Chief Hotra priest at the court of the king Janaka

Ashvala (Sanskrit: अश्वल) was the chief Hotra Brahmin priest at the court of the King Kriti Janaka in Mithila. He was the authority at the Asvamedha Yajna organised by the king Janaka in which the Brahmins of the Kurus and Panchalas were invited. He is mentioned in the texts Brihadaranyaka Upanishad and Satapatha Brahmana.

== Description ==
Ashvala was one of the eight Brahmins who took part in the Shastrartha against the sage Yajnavalkya in the Bahudakshina Yajna organised by the king Janaka at his court. He was the first Brahmin to question the sage Yajnavalkya in the Shastrartha. He asked Yajnavalkya, "Are you really the best Vedic scholar Brahmistha among us?" Then Yajnavalkya replied that he bowed down to the best Vedic scholar Brahmistha. He further said that he had requirement of the milk giving cows in his ashram so he ordered his disciple Sāmaśravas to drove away the cows. In the Shastrartha, Yajnavalkya answered all the questions asked by Ashvala. After him, Artabhaga was the second Brahmin who debated with the sage Yajnavalkya.

According to the text Prashnopanishad, the name of the son of Ashvala was Kausalya. He was the disciple of the sage Pippalada.

== Ashvala - Yajnavalkya Shastrartha ==
The philosophical debate between the Hotra priest Ashvala and the sage Yajnavalkya at the court of the king Janaka in Mithila is known Ashvala - Yajnavalkya Shastrartha.

In the Shastrartha, the priest Ashvala asked the first question about the way for a sacrificer to get rid from the death. He inquired "By what means a sacrificer go beyond the clutches of the death". Yajnavalkya replied that the sacrificer could go beyond the clutches of death through his organ of speech. "The organ of speech is fire and this fire is the real priest called Hotra. This fire is liberation and this liberation is the salvation of sacrificer from the clutches of death".

In the second question, Ashvala inquired that by what means the sacrificer would go beyond the clutches of day and night. Then Yajnavalkya replied that the sacrificer could go beyond the clutches of day and night through the eye. "The eye is the sun which is the real priest Adhvaryu.
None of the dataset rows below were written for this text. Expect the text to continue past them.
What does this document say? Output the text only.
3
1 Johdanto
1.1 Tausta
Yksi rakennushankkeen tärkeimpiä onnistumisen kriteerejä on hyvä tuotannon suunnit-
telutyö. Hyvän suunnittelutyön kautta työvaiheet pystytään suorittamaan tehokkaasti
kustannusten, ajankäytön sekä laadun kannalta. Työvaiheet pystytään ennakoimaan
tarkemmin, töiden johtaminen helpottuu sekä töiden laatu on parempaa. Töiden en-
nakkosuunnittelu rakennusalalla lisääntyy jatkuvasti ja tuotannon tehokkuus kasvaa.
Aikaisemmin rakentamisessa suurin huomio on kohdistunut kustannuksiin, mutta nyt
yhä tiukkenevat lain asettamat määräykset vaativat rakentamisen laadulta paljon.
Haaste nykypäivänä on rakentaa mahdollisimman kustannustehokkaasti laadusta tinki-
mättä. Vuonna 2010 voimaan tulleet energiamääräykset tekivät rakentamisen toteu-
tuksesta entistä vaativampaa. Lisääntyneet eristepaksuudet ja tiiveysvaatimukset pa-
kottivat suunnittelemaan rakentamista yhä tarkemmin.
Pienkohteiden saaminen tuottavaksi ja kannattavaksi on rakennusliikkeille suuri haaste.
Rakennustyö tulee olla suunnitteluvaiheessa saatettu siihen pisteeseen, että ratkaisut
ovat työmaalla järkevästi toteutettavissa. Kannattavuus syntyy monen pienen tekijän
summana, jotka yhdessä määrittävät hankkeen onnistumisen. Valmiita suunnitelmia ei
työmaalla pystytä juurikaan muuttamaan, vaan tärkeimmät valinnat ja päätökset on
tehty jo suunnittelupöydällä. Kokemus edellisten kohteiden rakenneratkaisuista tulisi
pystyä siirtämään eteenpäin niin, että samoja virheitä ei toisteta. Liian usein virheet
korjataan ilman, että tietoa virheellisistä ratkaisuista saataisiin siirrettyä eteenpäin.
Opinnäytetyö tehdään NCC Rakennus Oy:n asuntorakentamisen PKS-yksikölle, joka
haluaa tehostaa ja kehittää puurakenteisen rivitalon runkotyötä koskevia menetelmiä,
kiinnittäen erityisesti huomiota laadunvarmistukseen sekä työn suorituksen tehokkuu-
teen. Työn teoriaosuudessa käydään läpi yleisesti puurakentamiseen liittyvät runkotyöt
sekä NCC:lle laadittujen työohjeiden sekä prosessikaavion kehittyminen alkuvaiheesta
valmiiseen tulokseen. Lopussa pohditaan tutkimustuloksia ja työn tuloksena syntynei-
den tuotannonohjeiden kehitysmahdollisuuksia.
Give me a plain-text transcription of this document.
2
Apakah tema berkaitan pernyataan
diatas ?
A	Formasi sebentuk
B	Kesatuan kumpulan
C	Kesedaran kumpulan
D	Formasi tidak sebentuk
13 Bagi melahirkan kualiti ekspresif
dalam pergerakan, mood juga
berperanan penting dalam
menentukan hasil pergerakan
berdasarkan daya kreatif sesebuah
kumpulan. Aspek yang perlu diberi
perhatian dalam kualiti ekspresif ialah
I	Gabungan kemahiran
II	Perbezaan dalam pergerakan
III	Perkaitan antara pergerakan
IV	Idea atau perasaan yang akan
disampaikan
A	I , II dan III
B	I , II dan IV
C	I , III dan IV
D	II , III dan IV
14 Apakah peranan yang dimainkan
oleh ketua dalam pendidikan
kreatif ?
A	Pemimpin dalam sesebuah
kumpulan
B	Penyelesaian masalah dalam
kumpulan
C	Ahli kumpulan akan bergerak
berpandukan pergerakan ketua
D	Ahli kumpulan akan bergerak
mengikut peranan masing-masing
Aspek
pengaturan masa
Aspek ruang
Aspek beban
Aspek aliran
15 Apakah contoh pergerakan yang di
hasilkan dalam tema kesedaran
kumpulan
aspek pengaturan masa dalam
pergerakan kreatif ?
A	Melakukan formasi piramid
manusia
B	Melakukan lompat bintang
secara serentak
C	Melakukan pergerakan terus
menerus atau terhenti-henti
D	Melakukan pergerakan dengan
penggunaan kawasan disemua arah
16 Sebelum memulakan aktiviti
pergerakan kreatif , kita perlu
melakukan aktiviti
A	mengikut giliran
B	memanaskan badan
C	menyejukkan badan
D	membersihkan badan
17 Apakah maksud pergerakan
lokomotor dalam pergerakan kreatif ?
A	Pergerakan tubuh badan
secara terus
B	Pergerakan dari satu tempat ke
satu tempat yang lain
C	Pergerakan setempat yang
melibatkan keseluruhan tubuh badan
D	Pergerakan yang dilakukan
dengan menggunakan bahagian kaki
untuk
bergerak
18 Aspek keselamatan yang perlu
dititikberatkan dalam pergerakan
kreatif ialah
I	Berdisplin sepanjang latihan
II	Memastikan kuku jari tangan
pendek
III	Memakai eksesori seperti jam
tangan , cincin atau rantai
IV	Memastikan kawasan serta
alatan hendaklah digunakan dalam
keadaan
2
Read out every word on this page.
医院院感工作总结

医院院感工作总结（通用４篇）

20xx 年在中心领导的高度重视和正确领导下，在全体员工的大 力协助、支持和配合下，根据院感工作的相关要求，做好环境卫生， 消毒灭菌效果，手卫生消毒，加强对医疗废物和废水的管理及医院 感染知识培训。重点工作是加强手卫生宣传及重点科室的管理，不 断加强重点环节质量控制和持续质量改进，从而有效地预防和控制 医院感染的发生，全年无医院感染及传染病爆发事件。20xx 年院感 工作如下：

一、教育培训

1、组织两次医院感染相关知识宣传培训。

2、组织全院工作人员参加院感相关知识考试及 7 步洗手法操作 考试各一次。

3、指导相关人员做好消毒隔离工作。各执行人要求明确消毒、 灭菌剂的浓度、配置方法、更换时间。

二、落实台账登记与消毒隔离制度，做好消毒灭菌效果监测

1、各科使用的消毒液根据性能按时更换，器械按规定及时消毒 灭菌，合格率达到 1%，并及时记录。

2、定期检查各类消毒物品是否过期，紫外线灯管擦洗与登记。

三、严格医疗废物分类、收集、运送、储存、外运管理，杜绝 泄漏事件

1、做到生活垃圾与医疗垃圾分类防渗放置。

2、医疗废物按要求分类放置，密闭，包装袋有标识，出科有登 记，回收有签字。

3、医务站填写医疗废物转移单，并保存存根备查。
He said this sun is liberation and this liberation is the salvation of sacrificer from the clutches of day and night".

In the third question, Ashvala inquired that by what means the sacrificer would go beyond the clutches of bright and dark fortnights. Then Yajnavalkya replied that the sacrificer could go beyond the clutches of bright and dark fortnights through the Vayu. "The Vayu is the vital or life force which is the real priest Udgātṛ. He said this vital force is liberation and this liberation is the salvation of sacrificer from the clutches of bright and dark fortnights".

In the fourth question, Ashvala inquired that since the sky is as if without support, then by what support the sacrificer would go to heaven. Then Yajnavalkya replied that the sacrificer could go to heaven through the mind. The mind is the moon which is the real priest Brahman. He said this moon is liberation and this liberation is the salvation of the sacrificer.